We repeat the Pairformer for 48 blocks, eventually creating strunk and ztrunk.

3. Structure Prediction

Basics of Diffusion

Now, with these refined representations, we are ready to use s and z to predict the structure of our complex. One of the changes introduced in AF3 is that entire structure prediction is based on atom-level diffusion. Existing posts more thoroughly explain the intuition and math for diffusion, but the basic idea of a Diffusion Model is to start with real data, add random noise to your data, then train a model to predict what noise was added. Noise is iteratively added to the data over a series of T timesteps to create a sequence of T variants of each datapoint. We call the original data point xt=0 and the fully noised version xt=T. During training, at timestep t, the model is given the xt and predicts what noise was added between xt-1 and xt. We take a gradient step on the predicted noise added compared to the actual noise that had been added.

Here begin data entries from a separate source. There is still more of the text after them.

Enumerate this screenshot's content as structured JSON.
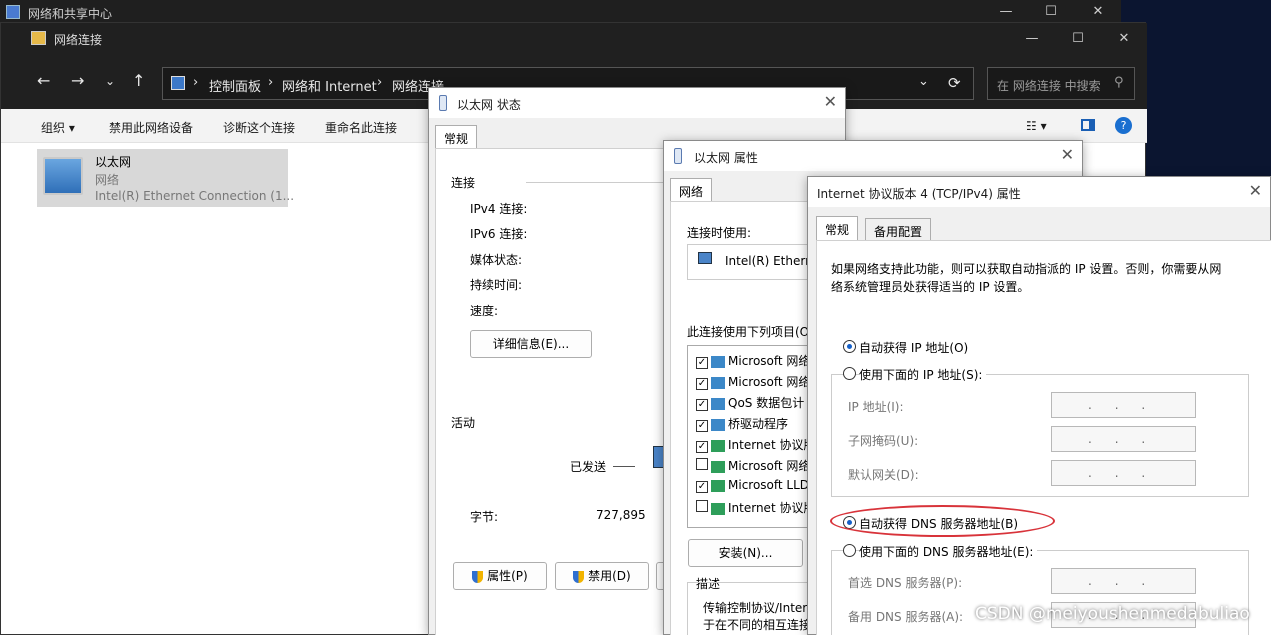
{
  "back_window": {
    "title": "网络和共享中心"
  },
  "explorer": {
    "title": "网络连接",
    "breadcrumb": [
      "控制面板",
      "网络和 Internet",
      "网络连接"
    ],
    "search_placeholder": "在 网络连接 中搜索",
    "toolbar": {
      "organize": "组织",
      "disable": "禁用此网络设备",
      "diagnose": "诊断这个连接",
      "rename": "重命名此连接"
    },
    "item": {
      "name": "以太网",
      "type": "网络",
      "adapter": "Intel(R) Ethernet Connection (1..."
    }
  },
  "status_dialog": {
    "title": "以太网 状态",
    "tab": "常规",
    "section_connection": "连接",
    "fields": [
      "IPv4 连接:",
      "IPv6 连接:",
      "媒体状态:",
      "持续时间:",
      "速度:"
    ],
    "details_button": "详细信息(E)...",
    "section_activity": "活动",
    "sent_label": "已发送",
    "bytes_label": "字节:",
    "bytes_value": "727,895",
    "properties_button": "属性(P)",
    "disable_button": "禁用(D)"
  },
  "props_dialog": {
    "title": "以太网 属性",
    "tab": "网络",
    "connect_using": "连接时使用:",
    "adapter": "Intel(R) Etherne",
    "items_header": "此连接使用下列项目(O",
    "items": [
      {
        "checked": true,
        "label": "Microsoft 网络"
      },
      {
        "checked": true,
        "label": "Microsoft 网络"
      },
      {
        "checked": true,
        "label": "QoS 数据包计"
      },
      {
        "checked": true,
        "label": "桥驱动程序"
      },
      {
        "checked": true,
        "label": "Internet 协议版"
      },
      {
        "checked": false,
        "label": "Microsoft 网络"
      },
      {
        "checked": true,
        "label": "Microsoft LLD"
      },
      {
        "checked": false,
        "label": "Internet 协议版"
      }
    ],
    "install_button": "安装(N)...",
    "desc_header": "描述",
    "desc_line1": "传输控制协议/Intern",
    "desc_line2": "于在不同的相互连接"
  },
  "ipv4_dialog": {
    "title": "Internet 协议版本 4 (TCP/IPv4) 属性",
    "tabs": [
      "常规",
      "备用配置"
    ],
    "intro_line1": "如果网络支持此功能，则可以获取自动指派的 IP 设置。否则，你需要从网",
    "intro_line2": "络系统管理员处获得适当的 IP 设置。",
    "auto_ip": "自动获得 IP 地址(O)",
    "manual_ip": "使用下面的 IP 地址(S):",
    "ip_label": "IP 地址(I):",
    "mask_label": "子网掩码(U):",
    "gateway_label": "默认网关(D):",
    "ip_dots": ".      .      .",
    "auto_dns": "自动获得 DNS 服务器地址(B)",
    "manual_dns": "使用下面的 DNS 服务器地址(E):",
    "pref_dns": "首选 DNS 服务器(P):",
    "alt_dns": "备用 DNS 服务器(A):"
  },
  "watermark": "CSDN @meiyoushenmedabuliao"
}
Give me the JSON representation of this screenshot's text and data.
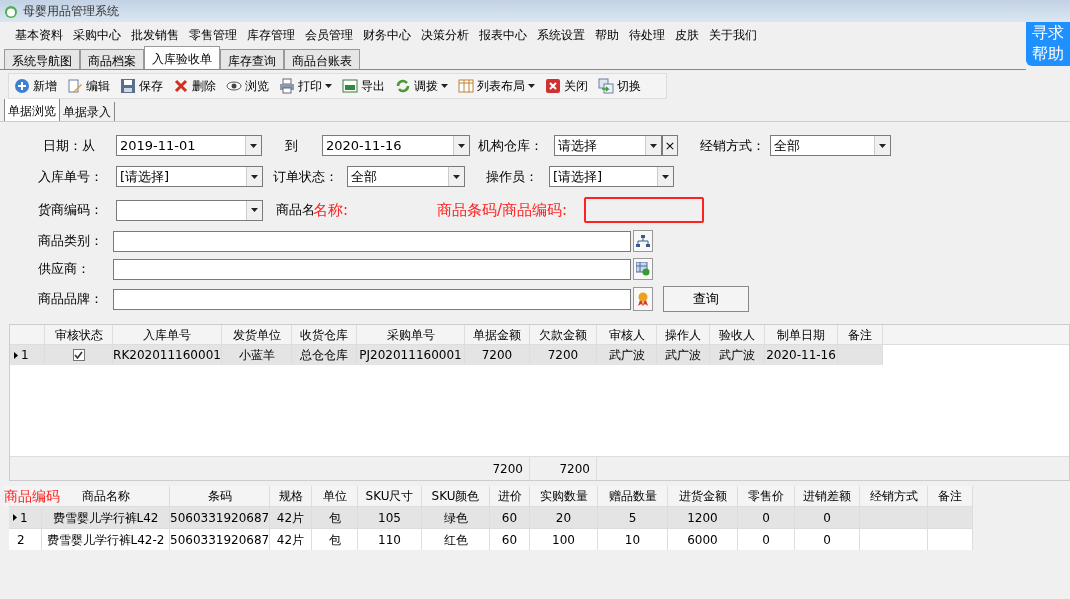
{
  "window": {
    "title": "母婴用品管理系统"
  },
  "menu": [
    "基本资料",
    "采购中心",
    "批发销售",
    "零售管理",
    "库存管理",
    "会员管理",
    "财务中心",
    "决策分析",
    "报表中心",
    "系统设置",
    "帮助",
    "待处理",
    "皮肤",
    "关于我们"
  ],
  "help_button": "寻求帮助",
  "tabs": [
    {
      "label": "系统导航图",
      "selected": false
    },
    {
      "label": "商品档案",
      "selected": false
    },
    {
      "label": "入库验收单",
      "selected": true
    },
    {
      "label": "库存查询",
      "selected": false
    },
    {
      "label": "商品台账表",
      "selected": false
    }
  ],
  "toolbar": [
    {
      "kind": "add",
      "label": "新增",
      "dropdown": false
    },
    {
      "kind": "edit",
      "label": "编辑",
      "dropdown": false
    },
    {
      "kind": "save",
      "label": "保存",
      "dropdown": false
    },
    {
      "kind": "delete",
      "label": "删除",
      "dropdown": false
    },
    {
      "kind": "view",
      "label": "浏览",
      "dropdown": false
    },
    {
      "kind": "print",
      "label": "打印",
      "dropdown": true
    },
    {
      "kind": "export",
      "label": "导出",
      "dropdown": false
    },
    {
      "kind": "transfer",
      "label": "调拨",
      "dropdown": true
    },
    {
      "kind": "layout",
      "label": "列表布局",
      "dropdown": true
    },
    {
      "kind": "close",
      "label": "关闭",
      "dropdown": false
    },
    {
      "kind": "switch",
      "label": "切换",
      "dropdown": false
    }
  ],
  "subtabs": [
    {
      "label": "单据浏览",
      "selected": true
    },
    {
      "label": "单据录入",
      "selected": false
    }
  ],
  "filters": {
    "date_from": {
      "label": "日期：从",
      "value": "2019-11-01"
    },
    "date_to": {
      "label": "到",
      "value": "2020-11-16"
    },
    "warehouse": {
      "label": "机构仓库：",
      "value": "请选择",
      "clear": "×"
    },
    "sales_mode": {
      "label": "经销方式：",
      "value": "全部"
    },
    "receipt_no": {
      "label": "入库单号：",
      "value": "[请选择]"
    },
    "order_status": {
      "label": "订单状态：",
      "value": "全部"
    },
    "operator": {
      "label": "操作员：",
      "value": "[请选择]"
    },
    "vendor_code": {
      "label": "货商编码："
    },
    "product_name": {
      "label": "商品名",
      "annotation": "名称:"
    },
    "barcode": {
      "annotation": "商品条码/商品编码:"
    },
    "category": {
      "label": "商品类别："
    },
    "supplier": {
      "label": "供应商："
    },
    "brand": {
      "label": "商品品牌："
    },
    "query_button": "查询"
  },
  "receipts": {
    "columns": [
      "审核状态",
      "入库单号",
      "发货单位",
      "收货仓库",
      "采购单号",
      "单据金额",
      "欠款金额",
      "审核人",
      "操作人",
      "验收人",
      "制单日期",
      "备注"
    ],
    "rows": [
      {
        "index": "1",
        "selected": true,
        "cells": [
          {
            "checked": true
          },
          "RK202011160001",
          "小蓝羊",
          "总仓仓库",
          "PJ202011160001",
          "7200",
          "7200",
          "武广波",
          "武广波",
          "武广波",
          "2020-11-16",
          ""
        ]
      }
    ],
    "totals": [
      "7200",
      "7200"
    ]
  },
  "items": {
    "annotation": "商品编码",
    "columns": [
      "商品名称",
      "条码",
      "规格",
      "单位",
      "SKU尺寸",
      "SKU颜色",
      "进价",
      "实购数量",
      "赠品数量",
      "进货金额",
      "零售价",
      "进销差额",
      "经销方式",
      "备注"
    ],
    "rows": [
      {
        "index": "1",
        "selected": true,
        "cells": [
          "费雪婴儿学行裤L42",
          "5060331920687",
          "42片",
          "包",
          "105",
          "绿色",
          "60",
          "20",
          "5",
          "1200",
          "0",
          "0",
          "",
          ""
        ]
      },
      {
        "index": "2",
        "selected": false,
        "cells": [
          "费雪婴儿学行裤L42-2",
          "5060331920687",
          "42片",
          "包",
          "110",
          "红色",
          "60",
          "100",
          "10",
          "6000",
          "0",
          "0",
          "",
          ""
        ]
      }
    ]
  }
}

Then, at inference time, we simply start with random noise, which is equivalent to xt=T. For every time step, we predict the noise the model thinks has been added, and remove that predicted noise. After a pre-specified number of timesteps, we end up with a fully “denoised” datapoint that should resemble the original data from our dataset.

Conditional Diffusion lets the model ‘condition’ these de-noising predictions on some input. Practically this means that for each step of the model, it takes three inputs:

  1. The current noisy iteration of our generation
  2. A representation of the current time step we are at
  3. The information we want to condition on (this could be a caption for an image to generate, or properties for a protein).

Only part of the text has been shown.